ESV Rather they had certain points of dispute with him about their own religion and about a certain Jesus, who was dead, but whom Paul asserted to be alive.
NIV Instead, they had some points of dispute with him about their own religion and about a dead man named Jesus who Paul claimed was alive.
NASB but they simply had some points of disagreement with him about their own religion and about a dead man, Jesus, whom Paul asserted to be alive.
CSB Instead they had some disagreements with him about their own religion and about a certain Jesus, a dead man Paul claimed to be alive.
NLT Instead, it was something about their religion and a dead man named Jesus, who Paul insists is alive.
KJV But had certain questions against him of their own superstition, and of one Jesus, which was dead, whom Paul affirmed to be alive.

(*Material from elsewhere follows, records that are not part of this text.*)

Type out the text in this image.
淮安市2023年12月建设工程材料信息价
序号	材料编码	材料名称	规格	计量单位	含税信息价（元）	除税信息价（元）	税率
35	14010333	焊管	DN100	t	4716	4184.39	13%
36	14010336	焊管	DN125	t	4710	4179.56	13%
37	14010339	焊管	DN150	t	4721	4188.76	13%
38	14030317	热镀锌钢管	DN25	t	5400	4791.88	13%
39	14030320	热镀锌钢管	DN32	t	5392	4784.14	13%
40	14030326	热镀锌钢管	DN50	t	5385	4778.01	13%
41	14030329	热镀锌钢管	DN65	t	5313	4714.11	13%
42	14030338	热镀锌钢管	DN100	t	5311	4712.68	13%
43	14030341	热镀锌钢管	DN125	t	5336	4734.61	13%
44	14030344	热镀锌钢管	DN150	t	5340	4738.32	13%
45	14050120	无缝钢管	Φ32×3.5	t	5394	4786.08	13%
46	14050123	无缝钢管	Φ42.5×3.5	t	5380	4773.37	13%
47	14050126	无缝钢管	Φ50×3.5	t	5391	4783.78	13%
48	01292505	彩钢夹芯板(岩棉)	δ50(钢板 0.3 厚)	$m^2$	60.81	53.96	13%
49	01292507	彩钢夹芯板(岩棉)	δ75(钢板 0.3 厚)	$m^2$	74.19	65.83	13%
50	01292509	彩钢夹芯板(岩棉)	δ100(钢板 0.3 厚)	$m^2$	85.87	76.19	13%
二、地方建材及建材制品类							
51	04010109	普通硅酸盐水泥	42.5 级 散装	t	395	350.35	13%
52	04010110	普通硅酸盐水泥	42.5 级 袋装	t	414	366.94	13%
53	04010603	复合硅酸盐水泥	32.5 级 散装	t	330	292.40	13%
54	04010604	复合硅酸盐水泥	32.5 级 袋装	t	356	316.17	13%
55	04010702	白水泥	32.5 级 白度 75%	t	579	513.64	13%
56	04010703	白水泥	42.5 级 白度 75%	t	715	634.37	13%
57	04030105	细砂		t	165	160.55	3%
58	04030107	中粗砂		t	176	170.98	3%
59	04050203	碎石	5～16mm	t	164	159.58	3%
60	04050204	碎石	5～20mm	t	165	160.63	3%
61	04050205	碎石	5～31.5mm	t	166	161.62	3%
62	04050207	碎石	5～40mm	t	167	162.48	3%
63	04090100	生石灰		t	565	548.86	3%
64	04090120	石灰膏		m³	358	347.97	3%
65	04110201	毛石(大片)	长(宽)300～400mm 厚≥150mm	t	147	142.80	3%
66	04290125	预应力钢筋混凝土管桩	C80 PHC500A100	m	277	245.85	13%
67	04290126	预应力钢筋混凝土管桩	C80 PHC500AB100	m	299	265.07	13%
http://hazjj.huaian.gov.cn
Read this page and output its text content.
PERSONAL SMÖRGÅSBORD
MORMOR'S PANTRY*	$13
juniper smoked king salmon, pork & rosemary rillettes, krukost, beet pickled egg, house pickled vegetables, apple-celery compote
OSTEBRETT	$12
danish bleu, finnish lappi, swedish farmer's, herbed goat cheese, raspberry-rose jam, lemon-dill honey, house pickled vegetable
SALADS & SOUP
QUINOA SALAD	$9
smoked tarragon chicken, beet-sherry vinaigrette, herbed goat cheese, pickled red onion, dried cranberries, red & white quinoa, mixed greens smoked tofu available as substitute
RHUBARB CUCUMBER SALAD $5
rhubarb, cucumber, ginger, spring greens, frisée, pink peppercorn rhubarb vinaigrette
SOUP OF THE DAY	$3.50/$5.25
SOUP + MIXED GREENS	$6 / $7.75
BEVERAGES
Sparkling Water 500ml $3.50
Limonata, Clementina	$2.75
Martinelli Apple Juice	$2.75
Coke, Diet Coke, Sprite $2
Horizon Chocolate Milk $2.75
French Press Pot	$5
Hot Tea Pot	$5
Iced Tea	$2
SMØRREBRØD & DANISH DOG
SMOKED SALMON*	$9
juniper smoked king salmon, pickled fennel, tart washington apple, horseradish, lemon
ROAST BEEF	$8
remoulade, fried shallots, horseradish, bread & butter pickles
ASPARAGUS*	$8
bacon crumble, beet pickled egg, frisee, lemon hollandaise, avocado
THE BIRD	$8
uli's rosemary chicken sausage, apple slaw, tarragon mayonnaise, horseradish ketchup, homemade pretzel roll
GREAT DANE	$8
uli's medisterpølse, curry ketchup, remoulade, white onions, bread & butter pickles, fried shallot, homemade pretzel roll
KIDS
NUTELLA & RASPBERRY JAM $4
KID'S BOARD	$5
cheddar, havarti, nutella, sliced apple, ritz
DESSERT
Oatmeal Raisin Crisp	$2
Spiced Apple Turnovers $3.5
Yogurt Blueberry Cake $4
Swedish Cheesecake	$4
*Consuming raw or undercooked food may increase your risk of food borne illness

What does Acts 25:19 mean?

C. S. Lewis, in On the Reading of Old Books, explained how seemingly monumental differences over an issue in one culture would barely be noticed by those of a different culture. This was the case for Greek and Roman leaders when faced with Judaism and Christianity in the first century. The Roman Empire did not allow the practice of a religion it had not specifically sanctioned. Judaism was sanctioned, even though the religion was considered nearly atheistic since it had no images of its God. Until the Khobar Rebellion of AD 150, Christianity was thought to be a sect under Judaism—not much different from the Pharisees or the Essenes. The only identifying marker seemed to be that Christians claimed a man named Jesus rose from the dead.

This confusion has protected Paul. When the Jewish leadership of the synagogue wished to persecute him and his new church in Corinth, the proconsul Gallio responded, "If it were a matter of wrongdoing or vicious crime, O Jews, I would have reason to accept your complaint. But since it is a matter of questions about words and names and your own law, see to it yourselves. I refuse to be a judge of these things" (Acts 18:14–15). When the Jews in Jerusalem tried to kill Paul, the tribune wrote to the governor, "I found that he was being accused about questions of their law, but charged with nothing deserving death or imprisonment" (Acts 23:29).

Festus, the new governor, has the same problem. The Sanhedrin's reaction to Paul's belief that Jesus rose from the dead seems grossly out of proportion. It has nothing to do with their unfounded accusations that he desecrated the temple, started riots, or leads a cult (Acts 24:5–6). Festus now asks for help from King Agrippa II who is an expert in Jewish culture (Acts 26:3). What did Paul do wrong?